Italy has the right to confiscate the Victorious Athlete of Lysippus, exhibited in a California museum |  Culture

He Victorious Athlete —o Fano athlete—, a bronze statue from the classical Greek period (300-100 BC) attributed by scholars to the artist Lysippus and exhibited in a California museum, has to return to Italy. After a very long and intense legal battle, the Strasbourg Human Rights Court ruled this Thursday that Italy has the right to confiscate the work – which represents a young athlete touching the olive wreath on his head with his right hand. , and which is one of the few life-size Greek bronze figures in the world—to the Villa Getty museum in Malibu, which also acted with “negligence” or “bad faith” when purchasing the piece, even though it knew that Italy was trying to recover it, say the European judges.

Rome, which long ago began a fight to recover looted property, assures that the Victorious Athlete It was smuggled out and sold illegally until it ended up in the hands of the fund that manages the American museum. This may be the end of the road for the statue, at the center of a much broader controversy over the restitution of historical heritage. However, Getty has hinted that he will appeal the ruling.

The statue of the Victorious Athlete was found by fishermen in 1964 in the Adriatic Sea, off the coast of Pedaso (Marche, Italy), sold a year later to an unknown person and auctioned in Munich (Germany) by a company based in Liechtenstein , as detailed in the European ruling. Two investigations were then opened in Italy, one for the receipt and handling of a stolen archaeological object belonging to the State, and another for illegal export. In 1977, the Getty Trust, which manages the art center, purchased the statue through a contract signed in the United Kingdom for $3.95 million. He Victorious Athlete He arrived at Villa Getty, north of Los Angeles, in March 1978.

After learning of the sale, the Italian authorities began the process to recover the piece, according to the ruling of the Strasbourg Court, through institutions, Interpol orders, several internal criminal investigations, a letter of request to the United Kingdom Government – where the statue passed through—and another letter of request to the US authorities.
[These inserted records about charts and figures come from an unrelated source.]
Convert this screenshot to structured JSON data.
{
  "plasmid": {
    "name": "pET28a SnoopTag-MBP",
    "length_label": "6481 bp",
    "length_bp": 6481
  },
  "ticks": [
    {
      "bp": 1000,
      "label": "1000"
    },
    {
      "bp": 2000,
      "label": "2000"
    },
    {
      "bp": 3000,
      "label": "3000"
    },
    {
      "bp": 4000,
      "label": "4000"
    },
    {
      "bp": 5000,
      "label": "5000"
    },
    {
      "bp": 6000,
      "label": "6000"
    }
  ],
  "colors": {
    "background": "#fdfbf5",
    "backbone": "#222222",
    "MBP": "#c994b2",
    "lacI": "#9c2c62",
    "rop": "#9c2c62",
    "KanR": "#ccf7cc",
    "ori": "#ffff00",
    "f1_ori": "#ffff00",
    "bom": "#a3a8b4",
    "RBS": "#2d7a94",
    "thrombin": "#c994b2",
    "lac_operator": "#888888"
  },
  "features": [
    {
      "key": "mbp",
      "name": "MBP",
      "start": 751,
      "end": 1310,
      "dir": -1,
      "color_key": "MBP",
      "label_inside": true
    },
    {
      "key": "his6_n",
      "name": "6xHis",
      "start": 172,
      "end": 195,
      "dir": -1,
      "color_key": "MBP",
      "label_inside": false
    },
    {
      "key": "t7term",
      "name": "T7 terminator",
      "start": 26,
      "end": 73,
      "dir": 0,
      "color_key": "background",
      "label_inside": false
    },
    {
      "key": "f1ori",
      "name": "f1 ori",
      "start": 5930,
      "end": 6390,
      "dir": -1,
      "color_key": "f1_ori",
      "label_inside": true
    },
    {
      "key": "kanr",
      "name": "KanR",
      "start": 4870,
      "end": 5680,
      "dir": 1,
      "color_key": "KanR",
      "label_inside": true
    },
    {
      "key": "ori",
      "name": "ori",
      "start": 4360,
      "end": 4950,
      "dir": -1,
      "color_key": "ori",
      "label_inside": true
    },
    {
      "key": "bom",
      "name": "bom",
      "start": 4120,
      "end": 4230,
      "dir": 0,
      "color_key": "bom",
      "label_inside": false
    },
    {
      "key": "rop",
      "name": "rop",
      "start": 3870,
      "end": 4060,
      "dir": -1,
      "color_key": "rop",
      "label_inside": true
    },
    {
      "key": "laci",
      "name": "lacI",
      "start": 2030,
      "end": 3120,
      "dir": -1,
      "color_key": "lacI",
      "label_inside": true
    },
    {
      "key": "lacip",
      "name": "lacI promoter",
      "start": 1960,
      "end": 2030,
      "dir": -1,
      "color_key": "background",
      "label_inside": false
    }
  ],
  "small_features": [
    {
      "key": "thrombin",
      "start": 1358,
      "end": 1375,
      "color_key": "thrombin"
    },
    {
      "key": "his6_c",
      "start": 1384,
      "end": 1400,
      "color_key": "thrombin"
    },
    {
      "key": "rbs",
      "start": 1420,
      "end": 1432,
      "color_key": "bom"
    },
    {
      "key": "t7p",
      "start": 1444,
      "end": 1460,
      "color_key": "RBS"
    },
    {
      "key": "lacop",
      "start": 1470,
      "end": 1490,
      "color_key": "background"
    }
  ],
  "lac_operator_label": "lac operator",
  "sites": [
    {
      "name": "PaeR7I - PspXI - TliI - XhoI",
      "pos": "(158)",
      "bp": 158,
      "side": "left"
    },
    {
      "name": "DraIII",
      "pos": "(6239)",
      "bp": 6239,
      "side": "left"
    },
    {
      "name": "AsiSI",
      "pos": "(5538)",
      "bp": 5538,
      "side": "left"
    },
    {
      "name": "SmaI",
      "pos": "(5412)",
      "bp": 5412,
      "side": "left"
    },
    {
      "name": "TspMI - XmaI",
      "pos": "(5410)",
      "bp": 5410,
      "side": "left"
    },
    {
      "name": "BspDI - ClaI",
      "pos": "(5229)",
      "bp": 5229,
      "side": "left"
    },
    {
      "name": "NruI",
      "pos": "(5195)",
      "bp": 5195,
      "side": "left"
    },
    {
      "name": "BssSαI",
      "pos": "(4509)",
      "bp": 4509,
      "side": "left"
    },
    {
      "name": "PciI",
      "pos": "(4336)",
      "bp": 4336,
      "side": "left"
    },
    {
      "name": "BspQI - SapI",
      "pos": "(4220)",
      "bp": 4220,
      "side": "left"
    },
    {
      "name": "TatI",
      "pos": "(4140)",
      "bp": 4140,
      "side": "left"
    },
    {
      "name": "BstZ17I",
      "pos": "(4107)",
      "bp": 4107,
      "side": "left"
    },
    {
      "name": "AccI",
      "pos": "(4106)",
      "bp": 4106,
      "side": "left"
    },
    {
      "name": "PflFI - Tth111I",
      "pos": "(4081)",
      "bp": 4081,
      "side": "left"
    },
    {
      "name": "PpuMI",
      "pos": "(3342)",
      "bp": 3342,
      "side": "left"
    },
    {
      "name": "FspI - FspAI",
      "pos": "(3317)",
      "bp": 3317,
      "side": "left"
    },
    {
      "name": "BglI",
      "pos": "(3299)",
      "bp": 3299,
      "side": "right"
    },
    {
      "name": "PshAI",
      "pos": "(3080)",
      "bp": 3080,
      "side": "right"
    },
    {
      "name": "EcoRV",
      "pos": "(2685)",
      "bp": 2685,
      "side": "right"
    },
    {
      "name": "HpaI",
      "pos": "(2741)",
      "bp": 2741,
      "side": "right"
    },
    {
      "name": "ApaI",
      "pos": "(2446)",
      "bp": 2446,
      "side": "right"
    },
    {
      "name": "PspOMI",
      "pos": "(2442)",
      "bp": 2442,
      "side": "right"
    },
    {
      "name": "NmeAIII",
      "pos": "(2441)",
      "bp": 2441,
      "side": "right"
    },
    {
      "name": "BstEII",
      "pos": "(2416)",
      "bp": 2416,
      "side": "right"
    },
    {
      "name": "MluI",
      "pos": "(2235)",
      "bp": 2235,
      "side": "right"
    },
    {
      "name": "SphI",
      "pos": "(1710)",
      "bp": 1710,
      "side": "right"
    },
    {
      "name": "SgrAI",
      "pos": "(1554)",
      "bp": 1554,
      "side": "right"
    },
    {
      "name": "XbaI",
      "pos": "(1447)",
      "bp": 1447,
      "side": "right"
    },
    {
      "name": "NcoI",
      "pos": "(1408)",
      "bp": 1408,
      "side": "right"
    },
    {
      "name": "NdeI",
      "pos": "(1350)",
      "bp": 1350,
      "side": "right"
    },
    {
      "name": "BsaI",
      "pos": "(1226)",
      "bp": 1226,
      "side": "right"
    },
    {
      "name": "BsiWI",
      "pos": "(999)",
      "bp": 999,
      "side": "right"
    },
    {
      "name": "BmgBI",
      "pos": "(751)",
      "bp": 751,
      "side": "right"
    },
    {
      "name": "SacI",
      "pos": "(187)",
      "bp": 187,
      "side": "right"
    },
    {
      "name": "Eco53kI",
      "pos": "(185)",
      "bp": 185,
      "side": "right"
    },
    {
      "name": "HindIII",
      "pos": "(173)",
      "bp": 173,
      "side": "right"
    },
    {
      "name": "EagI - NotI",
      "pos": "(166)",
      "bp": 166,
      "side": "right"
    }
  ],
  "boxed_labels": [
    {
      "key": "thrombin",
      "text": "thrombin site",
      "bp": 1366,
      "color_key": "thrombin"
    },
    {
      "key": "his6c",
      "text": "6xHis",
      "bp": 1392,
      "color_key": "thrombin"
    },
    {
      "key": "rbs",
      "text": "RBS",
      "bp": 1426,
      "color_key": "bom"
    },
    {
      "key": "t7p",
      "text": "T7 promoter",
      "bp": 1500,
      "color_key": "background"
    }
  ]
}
All without any results. He Victorious Athlete ended up at the Getty Villa.

Detail of the ‘Victorious Athlete’ at the Getty Villa in Malibu, California, in 2018.Mario Tama (Getty Images)

The Italian Ministry of Cultural and Environmental Heritage then began a diplomatic journey with the United States Government, where it used the UNESCO convention on the means to prohibit and prevent illicit imports, exports and transfers of property – to which both are signatories. Italy like the United States. Although the statue was made part of a return agreement with other archaeological treasures, the Getty refused to return the piece, claiming that the alleged crimes had expired and that the Getty Trust had acted in good faith in purchasing the statue. In 2010, diplomatic efforts transformed into a judicial journey that ended in Strasbourg.

The Getty Villa Museum, in Malibu.Alamy Stock Photo

The Italian Minister of Culture, Gennaro Sangiuliano, has been “enormously happy” about the unanimous ruling of the Strasbourg Court, as published on his social networks. Sangiuliano has explained that he will formally request help from the United States – which is not part of the Strasbourg Court agreements – to confiscate the statue. His government, that of Giorgia Meloni, has increased legal and diplomatic efforts for the restitution of cultural heritage and threatens to suspend collaborations with museums that refuse to comply with restitution orders issued by Italian courts.

Getty, who appealed to the Court of Human Rights in 2019, has three months to appeal the ruling of the high European court. If he does not do so, the sentence will be final. “We believe that Getty’s public possession for nearly 50 years of a work of art that was neither created by an Italian artist nor found on Italian territory is appropriate, ethical, and consistent with U.S. and international law,” the institution said. in a statement in which he assures that he will follow the “appropriate” legal channels to defend that he has the right to keep the figure.

European judges assure that the statue is Italian not only because the insignia of the fishing boat that located it was Italian; but also because there has been a “continuity between Greek civilization, which had expanded into Italian territory, and the subsequent Roman cultural experience.”

“The Court has considered that the Italian authorities have reasonably demonstrated that the statue had formed part of the cultural heritage of Italy and had also legally belonged to the State when the Italian courts issued the confiscation order,” the Strasbourg court says in its ruling. The European judges detail in the ruling that Italy has the right to recover the piece under several international instruments to protect cultural property, stolen property and the return of cultural property illegally removed from a State. The list of laws and regulations that support confiscation and that includes the sentence is long.